The Commission has today adopted new EU rules on the quality and safety of blood and blood derivatives, such as plasma, used in medical treatment. The measures adopted are part of the implementation of the EU’s Blood Directive, which was adopted by Parliament and Council in 2003
(see IP/02/1919 and MEX/03/0227).
Q: What power does the European Commission have to regulate blood?
The Amsterdam Treaty of 1997 gave the European Union a mandate to pass laws on the quality and safety of blood, human tissues and cells and human organs used in medical treatment (see Article 152 of the EC Treaty). The Commission put forward its first legislative proposals in late 2000 and the Blood Directive was passed by the European Parliament and Council in January 2003.
The Blood Directive sets EU-wide quality and safety standards for the collection, testing, processing, storage and distribution of human blood and blood components. The measures put in place comprehensive and legally binding standards for blood and blood derivatives from donor to patient and for related medical applications (see IP/02/1919).
The 2003 Directive gives the Commission a mandate to pass implementing measures. A first set of technical implementing measures was adopted by the Commission in March 2004. The two sets of implementing measures adopted today followed consultations with Member State authorities and health experts last year.
Q: Why is blood quality regulated by the EU rather than national governments?
EU countries need to be able to import blood and blood derivatives from each other to enable them to cope with shortages or dramatic surges in demand at national level (e.g. in case of a major disaster). Having a common set of high standards helps facilitate cooperation between healthcare systems. It also helps give Europeans confidence that if they go for treatment in another EU country they will be properly protected from blood born diseases. Day to day quality control of blood and regulation of organisations collecting, processing or storing blood still takes place at national and regional level.
Q: Why is the Commission issuing implementing measures so long after the Directive was passed?
The Blood Directive of 2003 established a general framework of principles and common rules. Developing detailed implementing measures to give these effect required a process of consultation and consensus building with government officials and blood safety experts from across Europe. Getting the technical details right has taken time.
Q: What are the new implementing measures?
One set of rules concerns the traceability of blood and blood derivatives, while the other concerns quality standards.
Q: What does the implementing measure on traceability do?
It puts forward rules on the traceability of blood and blood components through identification, recording and labelling procedures. It establishes a verification procedure for issuing blood and blood components, and details measures on recording data on traceability, on notification of serious adverse reactions and events, on requirements for imported blood and related components, on annual reporting and exchange of information between national authorities.
The traceability directive also sets up a notification system that enables Member States and the Commission to learn from any incident that takes place anywhere in the EU, even if this does not require any tracing of the defect products. The Directive includes the notification procedures and formats for reporting serious adverse events and reactions associated with the quality and safety of blood.
“Traceability” means the ability to trace each individual unit of blood or blood component derived thereof from the donor to its final destination, whether this is a recipient, a manufacturer of medicinal products or disposal, and vice versa. Member States shall ensure the traceability of blood and blood components through accurate identification procedures, record maintenance and an appropriate labelling system.

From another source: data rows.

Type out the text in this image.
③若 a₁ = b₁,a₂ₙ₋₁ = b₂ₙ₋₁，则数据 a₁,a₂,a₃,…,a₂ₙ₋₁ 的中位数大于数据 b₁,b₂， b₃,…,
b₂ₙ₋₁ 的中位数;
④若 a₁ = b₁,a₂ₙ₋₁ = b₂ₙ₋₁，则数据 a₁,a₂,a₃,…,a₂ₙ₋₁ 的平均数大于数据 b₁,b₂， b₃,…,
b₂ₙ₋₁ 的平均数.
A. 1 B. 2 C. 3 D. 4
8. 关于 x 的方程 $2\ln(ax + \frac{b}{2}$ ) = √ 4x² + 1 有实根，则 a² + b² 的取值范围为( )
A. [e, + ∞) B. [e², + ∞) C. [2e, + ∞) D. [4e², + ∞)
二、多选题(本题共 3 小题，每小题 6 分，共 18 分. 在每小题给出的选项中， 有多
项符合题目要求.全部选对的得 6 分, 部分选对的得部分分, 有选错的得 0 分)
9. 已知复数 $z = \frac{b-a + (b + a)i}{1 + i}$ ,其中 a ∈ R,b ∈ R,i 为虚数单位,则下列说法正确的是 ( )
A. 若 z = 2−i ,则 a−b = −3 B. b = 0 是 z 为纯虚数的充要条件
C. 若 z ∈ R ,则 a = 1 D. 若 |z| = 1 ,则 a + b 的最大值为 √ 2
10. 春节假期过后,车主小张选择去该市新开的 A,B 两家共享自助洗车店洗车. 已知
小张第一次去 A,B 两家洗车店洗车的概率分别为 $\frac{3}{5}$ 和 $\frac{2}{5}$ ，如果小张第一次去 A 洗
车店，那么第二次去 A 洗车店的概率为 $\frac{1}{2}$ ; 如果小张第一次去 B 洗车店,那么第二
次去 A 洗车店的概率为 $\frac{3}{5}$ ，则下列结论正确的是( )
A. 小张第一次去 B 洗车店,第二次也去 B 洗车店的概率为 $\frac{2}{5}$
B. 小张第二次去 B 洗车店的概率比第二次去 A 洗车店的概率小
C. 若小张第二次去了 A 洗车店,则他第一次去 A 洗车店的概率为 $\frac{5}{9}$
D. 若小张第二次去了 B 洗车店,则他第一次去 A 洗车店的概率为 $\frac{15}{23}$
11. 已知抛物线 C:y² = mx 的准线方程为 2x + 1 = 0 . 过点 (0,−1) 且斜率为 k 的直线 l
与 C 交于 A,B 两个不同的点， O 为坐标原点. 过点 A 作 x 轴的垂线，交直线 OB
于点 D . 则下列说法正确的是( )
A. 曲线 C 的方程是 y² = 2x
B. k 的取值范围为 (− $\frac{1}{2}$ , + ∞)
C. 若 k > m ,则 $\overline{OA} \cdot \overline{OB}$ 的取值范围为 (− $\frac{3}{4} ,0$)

This will allow to identify each donor, each blood unit collected and each blood component prepared, whatever its intended purpose, and the facilities to which a given blood component has been delivered. All facilities will have to establish a system to record each blood unit or blood component received, whether or not locally processed, and the final destination of that unit, whether transfused, discarded or returned to the distributing blood establishment. Blood establishments, hospital blood banks, or facilities will have to keep relevant data for at least 30 years.
Q: What does the implementing measure on quality assurance do?
It puts forward standards and specifications of a quality system for blood establishments. This means any structure or body that is responsible for the collection and testing of human blood or blood components, whatever their intended purpose, and their processing, storage, and distribution when intended for transfusion. This does not include hospital blood banks.
The Directive covers aspects such as staff, organisation and premises, including requirements for collecting, testing, processing, storage and waste disposal areas. It addresses blood collection, testing and processing, including donor eligibility, collection of blood and blood components, laboratory testing, processing and validation, labelling, release of blood and blood components etc. It tackles provisions for inspection and auditing, and covers other aspects such as complaints, recall of blood batches and further corrective measures.
Q: What happens next?
The Commission will work with Member State authorities to ensure the new measures on traceability and quality of blood can be put in place smoothly. Member States have until 31 August 2006 to put in place national measures implementing the new rules.
The authorities of the Member States competent in blood matters will meet on 26 September 2005 in Luxembourg to discuss the progress made in the implementation of the Blood Directive and if any further measures are needed.